Thursday, May 20, 2010

Timing is everything

First the news that broke late in the day, and this comes from --

Director of National Intelligence Dennis Blair is resigning, administration officials confirm. His resignation comes in the wake of a highly critical Senate report this week that laid a large part of blame for the attempted Christmas Day airplane attack on the DNI’s National Counterterrorism Center.

The National Counterterrorism Center was where I was today, as The Washington Center's "Top Secret" academic seminar continued.

The Center is impressive, and as I listened to various speakers I was struck by one element consistent in all of them -- a real belief that they are doing something for the good of the country. Sure, there should be a vibrant public discussion about counterterrorism and the concerns about privacy, but let's not deny that there are plenty of men and women deeply committed to protecting the country.

Our initial speaker of the day (and you'll recall that because of the lack of clarity about on-the-record versus off-the-record sessions at the NCTC that I am intentionally stripping detail from the sessions) was NCTC Director Michael Leiter.

He offered an analogy about the job of counterterrorism that I thought the students were impressed with. He reminded students that local police officers regularly patrol banks, which also are protected by armed guards and alarm systems. Nevertheless, back robberies are a fact of life in this country. In fact, dare I say, we almost take them for granted, considering the number of times they are reported in the news.

Mr. Leiter's point: No amount of security is full-proof; bank robbers strike, and so, too, can terrorists. Let's also not forget about a crucial difference -- terrorists hope to kill more than they hope to steal, but they win the moment fear is ingrained in American society. The more we fear what might happen, the more we are allowing them to defeat us. (And, yes, that point also was made today by our hosts.)

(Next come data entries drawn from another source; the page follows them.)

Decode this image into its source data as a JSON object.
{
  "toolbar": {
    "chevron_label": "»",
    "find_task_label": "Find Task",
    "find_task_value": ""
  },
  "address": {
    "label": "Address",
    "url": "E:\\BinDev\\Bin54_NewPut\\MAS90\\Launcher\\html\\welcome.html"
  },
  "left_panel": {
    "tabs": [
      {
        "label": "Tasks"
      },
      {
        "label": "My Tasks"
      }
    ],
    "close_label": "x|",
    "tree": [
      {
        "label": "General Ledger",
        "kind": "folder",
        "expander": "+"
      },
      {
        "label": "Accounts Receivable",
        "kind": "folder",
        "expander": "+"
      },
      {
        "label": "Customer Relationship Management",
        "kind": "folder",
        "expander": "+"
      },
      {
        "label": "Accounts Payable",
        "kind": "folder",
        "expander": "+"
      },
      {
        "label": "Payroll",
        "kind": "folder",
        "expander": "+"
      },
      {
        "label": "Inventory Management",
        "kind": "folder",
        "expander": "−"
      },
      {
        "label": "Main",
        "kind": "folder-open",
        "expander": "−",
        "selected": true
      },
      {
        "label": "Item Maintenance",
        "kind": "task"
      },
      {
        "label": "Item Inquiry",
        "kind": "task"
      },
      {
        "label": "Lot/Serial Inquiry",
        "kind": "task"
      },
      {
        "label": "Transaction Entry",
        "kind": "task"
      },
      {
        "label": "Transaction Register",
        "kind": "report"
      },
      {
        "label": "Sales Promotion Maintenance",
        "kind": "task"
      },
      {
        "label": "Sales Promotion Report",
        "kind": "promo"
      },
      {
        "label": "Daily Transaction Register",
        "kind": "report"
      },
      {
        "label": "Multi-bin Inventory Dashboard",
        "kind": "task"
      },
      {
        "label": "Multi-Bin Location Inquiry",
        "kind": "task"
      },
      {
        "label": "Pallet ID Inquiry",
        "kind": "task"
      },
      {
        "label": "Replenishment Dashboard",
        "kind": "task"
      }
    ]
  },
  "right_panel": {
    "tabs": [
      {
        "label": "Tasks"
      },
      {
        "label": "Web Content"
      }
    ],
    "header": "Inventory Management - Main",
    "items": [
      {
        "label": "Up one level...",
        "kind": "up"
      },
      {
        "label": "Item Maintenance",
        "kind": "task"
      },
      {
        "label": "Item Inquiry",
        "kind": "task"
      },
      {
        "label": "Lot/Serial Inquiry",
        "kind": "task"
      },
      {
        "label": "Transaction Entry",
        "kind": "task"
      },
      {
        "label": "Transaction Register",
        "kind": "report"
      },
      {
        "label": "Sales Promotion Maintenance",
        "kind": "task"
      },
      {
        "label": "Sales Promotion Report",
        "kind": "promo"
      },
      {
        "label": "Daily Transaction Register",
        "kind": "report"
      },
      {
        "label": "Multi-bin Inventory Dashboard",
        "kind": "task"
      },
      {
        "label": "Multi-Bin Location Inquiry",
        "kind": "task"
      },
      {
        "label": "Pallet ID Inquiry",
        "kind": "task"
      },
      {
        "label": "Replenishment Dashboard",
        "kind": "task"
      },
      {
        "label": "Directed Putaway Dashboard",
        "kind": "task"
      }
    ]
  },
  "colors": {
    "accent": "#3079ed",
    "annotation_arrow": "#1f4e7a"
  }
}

He and other speakers pointed up another important idea (and it is one that I've discussed this week with the students assigned to me) -- just how much security will American citizens tolerate? Consider this: Let's assume the government allowed the NCTC and the security agencies with which it shares intelligence information to hire 300,000 people to protect the country. Those hires could fill any legitimate security role. Are you aware of the privacy and civil liberties concerns that will flow from such a decision?

I think most people understand what the NCTC's mission is -- in Leiter's words, to collect intelligence in order to "paint the most realistic picture" of the various threats the U.S. faces from individuals and groups around the world. Moreover, recognize that while the media and (too many) politicians think of what is happening right now, terrorist organizations are thinking in decades or generations.

The news about Mr. Blair's resignation broke while our groups were returning from the NCTC. Of course, a few of the faculty began to speculate on who his replacement might be. The speculation also has started in the media.